Your Opinion


I just wonder how much the perceivable quality of sound benefits from $1500 dollars cartridge or $3000 dollars tonearm...comparing to its chipper counterparts - 75 dollars cart and 200 dollars tonearm.
I have a feeling that if we would measure a "quality performance" hear able by human ear and measure it by 10 points (ten being the best) and giving those "tens points" to best of the best (and in most cases to the most expensive ones) cartridges, tonearms, turntables and etc...then those 75 dollars or 100 dollars cartridges and tonearms would easily get 8 or 9 points...
What I am trying to say ...is that it seems that we would have to pay 50 or 100 dollars to get 99% of sound quality (for cartridge, tonearm and etc). And in order to get that remaining 1% (and we all know we will never able to hear it anyway) we would have to pay 1500% more!
Just try to get regular 5 dollars interconnect and change it to 1000 dollars one. And don't fool yourself " Ohh... it sounds so much better!!!" Most of us would hear no difference in sound. I know I won't. My math is simple - there is no hearable improvement in sound behind 100 dollars cart, 200 dollars tonearm and 300/400 dollars turntable.
sputniks
Have you ever compared these two price ranges? If you had, you would not post this thread. Or if you have, I submit that you either have hearing difficulties or made a serious mistake in assembling the components in the two price ranges.

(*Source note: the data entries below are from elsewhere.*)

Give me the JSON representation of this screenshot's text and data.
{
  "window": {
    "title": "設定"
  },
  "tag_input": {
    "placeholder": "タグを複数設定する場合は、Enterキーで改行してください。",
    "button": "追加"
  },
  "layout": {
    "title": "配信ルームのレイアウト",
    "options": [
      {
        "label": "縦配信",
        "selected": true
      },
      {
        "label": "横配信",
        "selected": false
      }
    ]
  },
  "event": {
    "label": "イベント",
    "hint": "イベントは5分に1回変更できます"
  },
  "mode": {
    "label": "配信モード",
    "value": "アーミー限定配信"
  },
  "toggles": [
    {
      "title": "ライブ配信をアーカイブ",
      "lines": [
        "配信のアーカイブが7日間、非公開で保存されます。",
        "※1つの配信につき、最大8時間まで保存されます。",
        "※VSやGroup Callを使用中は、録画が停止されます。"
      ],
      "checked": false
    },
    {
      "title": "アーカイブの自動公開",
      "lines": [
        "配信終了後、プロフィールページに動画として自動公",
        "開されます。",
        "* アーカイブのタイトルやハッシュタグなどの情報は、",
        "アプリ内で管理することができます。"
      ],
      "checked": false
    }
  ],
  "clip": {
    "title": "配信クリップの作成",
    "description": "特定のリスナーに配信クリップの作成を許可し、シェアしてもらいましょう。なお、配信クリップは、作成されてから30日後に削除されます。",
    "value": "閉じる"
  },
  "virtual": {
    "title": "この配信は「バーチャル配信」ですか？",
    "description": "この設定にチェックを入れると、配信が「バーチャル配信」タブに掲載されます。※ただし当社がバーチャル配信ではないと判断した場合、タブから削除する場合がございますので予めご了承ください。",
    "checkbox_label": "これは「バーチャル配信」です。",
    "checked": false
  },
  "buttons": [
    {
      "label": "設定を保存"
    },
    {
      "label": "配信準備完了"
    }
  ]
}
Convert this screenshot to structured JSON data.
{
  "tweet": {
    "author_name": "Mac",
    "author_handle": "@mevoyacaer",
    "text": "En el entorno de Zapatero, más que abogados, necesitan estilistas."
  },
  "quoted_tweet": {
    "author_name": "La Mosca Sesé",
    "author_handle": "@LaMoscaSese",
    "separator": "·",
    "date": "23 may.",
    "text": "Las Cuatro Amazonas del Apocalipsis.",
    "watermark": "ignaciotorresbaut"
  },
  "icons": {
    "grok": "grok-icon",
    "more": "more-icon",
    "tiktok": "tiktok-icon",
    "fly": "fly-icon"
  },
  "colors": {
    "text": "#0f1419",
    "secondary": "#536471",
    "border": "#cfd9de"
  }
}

I have, and I am completely sure there is far more difference than the 1% you propose. This sort of weak and unfounded hypothesis is out of place on this forum.
Well, the difference between 8 or 9 and 10 is 20% or 10%, but anyway.

My opinion (you asked for it), is this. If YOU are happy and enjoying the music, have spent little, and have no angst because you haven't spent more and are, therefore, missing something - you're doing fine. Or, if YOU are happy and enjoying the music, have spent a lot, and have no angst because you didn't spend less and are, therefore, getting less than what you paid for - you're doing fine.
I am ok with your general drift. What disturbes me is that you seem a bit hot under the collar. Everybody in this forum knows that, for example, I am a blowhard with limited experience. They all slap the crap out of me and gently jerk me to reason. Tone arms matter. Cartridges matter, but a little less because you cannot hear them unless they are held well. What matters more is not spending more than will let you love the music.
Your math may be fine but your logic needs work.

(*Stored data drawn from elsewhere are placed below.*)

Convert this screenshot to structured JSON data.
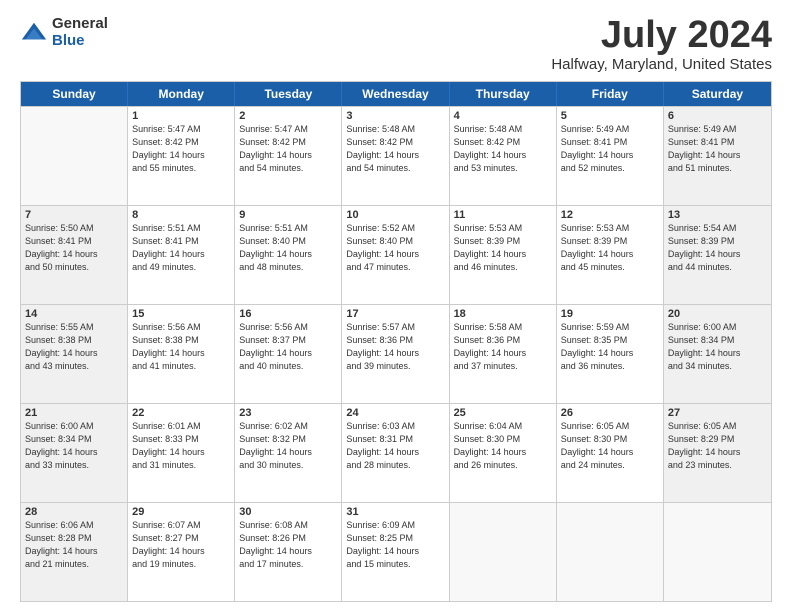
{
  "header": {
    "logo": {
      "general": "General",
      "blue": "Blue"
    },
    "title": "July 2024",
    "subtitle": "Halfway, Maryland, United States"
  },
  "weekdays": [
    "Sunday",
    "Monday",
    "Tuesday",
    "Wednesday",
    "Thursday",
    "Friday",
    "Saturday"
  ],
  "rows": [
    [
      {
        "day": "",
        "info": "",
        "empty": true
      },
      {
        "day": "1",
        "info": "Sunrise: 5:47 AM\nSunset: 8:42 PM\nDaylight: 14 hours\nand 55 minutes.",
        "shaded": false
      },
      {
        "day": "2",
        "info": "Sunrise: 5:47 AM\nSunset: 8:42 PM\nDaylight: 14 hours\nand 54 minutes.",
        "shaded": false
      },
      {
        "day": "3",
        "info": "Sunrise: 5:48 AM\nSunset: 8:42 PM\nDaylight: 14 hours\nand 54 minutes.",
        "shaded": false
      },
      {
        "day": "4",
        "info": "Sunrise: 5:48 AM\nSunset: 8:42 PM\nDaylight: 14 hours\nand 53 minutes.",
        "shaded": false
      },
      {
        "day": "5",
        "info": "Sunrise: 5:49 AM\nSunset: 8:41 PM\nDaylight: 14 hours\nand 52 minutes.",
        "shaded": false
      },
      {
        "day": "6",
        "info": "Sunrise: 5:49 AM\nSunset: 8:41 PM\nDaylight: 14 hours\nand 51 minutes.",
        "shaded": true
      }
    ],
    [
      {
        "day": "7",
        "info": "Sunrise: 5:50 AM\nSunset: 8:41 PM\nDaylight: 14 hours\nand 50 minutes.",
        "shaded": true
      },
      {
        "day": "8",
        "info": "Sunrise: 5:51 AM\nSunset: 8:41 PM\nDaylight: 14 hours\nand 49 minutes.",
        "shaded": false
      },
      {
        "day": "9",
        "info": "Sunrise: 5:51 AM\nSunset: 8:40 PM\nDaylight: 14 hours\nand 48 minutes.",
        "shaded": false
      },
      {
        "day": "10",
        "info": "Sunrise: 5:52 AM\nSunset: 8:40 PM\nDaylight: 14 hours\nand 47 minutes.",
        "shaded": false
      },
      {
        "day": "11",
        "info": "Sunrise: 5:53 AM\nSunset: 8:39 PM\nDaylight: 14 hours\nand 46 minutes.",
        "shaded": false
      },
      {
        "day": "12",
        "info": "Sunrise: 5:53 AM\nSunset: 8:39 PM\nDaylight: 14 hours\nand 45 minutes.",
        "shaded": false
      },
      {
        "day": "13",
        "info": "Sunrise: 5:54 AM\nSunset: 8:39 PM\nDaylight: 14 hours\nand 44 minutes.",
        "shaded": true
      }
    ],
    [
      {
        "day": "14",
        "info": "Sunrise: 5:55 AM\nSunset: 8:38 PM\nDaylight: 14 hours\nand 43 minutes.",
        "shaded": true
      },
      {
        "day": "15",
        "info": "Sunrise: 5:56 AM\nSunset: 8:38 PM\nDaylight: 14 hours\nand 41 minutes.",
        "shaded": false
      },
      {
        "day": "16",
        "info": "Sunrise: 5:56 AM\nSunset: 8:37 PM\nDaylight: 14 hours\nand 40 minutes.",
        "shaded": false
      },
      {
        "day": "17",
        "info": "Sunrise: 5:57 AM\nSunset: 8:36 PM\nDaylight: 14 hours\nand 39 minutes.",
        "shaded": false
      },
      {
        "day": "18",
        "info": "Sunrise: 5:58 AM\nSunset: 8:36 PM\nDaylight: 14 hours\nand 37 minutes.",
        "shaded": false
      },
      {
        "day": "19",
        "info": "Sunrise: 5:59 AM\nSunset: 8:35 PM\nDaylight: 14 hours\nand 36 minutes.",
        "shaded": false
      },
      {
        "day": "20",
        "info": "Sunrise: 6:00 AM\nSunset: 8:34 PM\nDaylight: 14 hours\nand 34 minutes.",
        "shaded": true
      }
    ],
    [
      {
        "day": "21",
        "info": "Sunrise: 6:00 AM\nSunset: 8:34 PM\nDaylight: 14 hours\nand 33 minutes.",
        "shaded": true
      },
      {
        "day": "22",
        "info": "Sunrise: 6:01 AM\nSunset: 8:33 PM\nDaylight: 14 hours\nand 31 minutes.",
        "shaded": false
      },
      {
        "day": "23",
        "info": "Sunrise: 6:02 AM\nSunset: 8:32 PM\nDaylight: 14 hours\nand 30 minutes.",
        "shaded": false
      },
      {
        "day": "24",
        "info": "Sunrise: 6:03 AM\nSunset: 8:31 PM\nDaylight: 14 hours\nand 28 minutes.",
        "shaded": false
      },
      {
        "day": "25",
        "info": "Sunrise: 6:04 AM\nSunset: 8:30 PM\nDaylight: 14 hours\nand 26 minutes.",
        "shaded": false
      },
      {
        "day": "26",
        "info": "Sunrise: 6:05 AM\nSunset: 8:30 PM\nDaylight: 14 hours\nand 24 minutes.",
        "shaded": false
      },
      {
        "day": "27",
        "info": "Sunrise: 6:05 AM\nSunset: 8:29 PM\nDaylight: 14 hours\nand 23 minutes.",
        "shaded": true
      }
    ],
    [
      {
        "day": "28",
        "info": "Sunrise: 6:06 AM\nSunset: 8:28 PM\nDaylight: 14 hours\nand 21 minutes.",
        "shaded": true
      },
      {
        "day": "29",
        "info": "Sunrise: 6:07 AM\nSunset: 8:27 PM\nDaylight: 14 hours\nand 19 minutes.",
        "shaded": false
      },
      {
        "day": "30",
        "info": "Sunrise: 6:08 AM\nSunset: 8:26 PM\nDaylight: 14 hours\nand 17 minutes.",
        "shaded": false
      },
      {
        "day": "31",
        "info": "Sunrise: 6:09 AM\nSunset: 8:25 PM\nDaylight: 14 hours\nand 15 minutes.",
        "shaded": false
      },
      {
        "day": "",
        "info": "",
        "empty": true
      },
      {
        "day": "",
        "info": "",
        "empty": true
      },
      {
        "day": "",
        "info": "",
        "empty": true
      }
    ]
  ]
}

IMO, the bottom line is that price usually has less to do with performance than most are willing to admit.

Of course a higher price should more easily afford a designer to add quality, aesthetics, or compensate for potential shortcomings in a given execution.

Bottom line is a product's sonic performance has everything to with the design and the execution thereof. Not the price.

Case in point, I am intimately familiar with a product that retails for $14,000. It's performance is a good 20% or better over a product retailing for $3000.

However, neither comes close performance-wise to a third product that retails for $400.

That is except for a fourth product that retails for $3150, whose performance is simply in a whole nuther league than the first 3 products.

Go figure.

For the buyer, ultimately it's knowing what works and doesn't work for your system respective to your budget but otherwise regardless of cost.

On the other hand, I see nothing wrong with somebody spending $100k on a given product. In fact I think it would be lots of fun and if I had that kind of buying power, I wouldn't hesitate to do likewise. Assuming of course the product accomplished it's intended purpose.

But I'd also feel rather silly to think just because my product costs $100k, it's better than anything that costs less.

-IMO
Sputniks, You use the terms we and us. You really should only worry about yourself and how you feel about what you are doing and how it makes you feel. FWIW I agree with 4yanx's comments and Aceto's last sentence.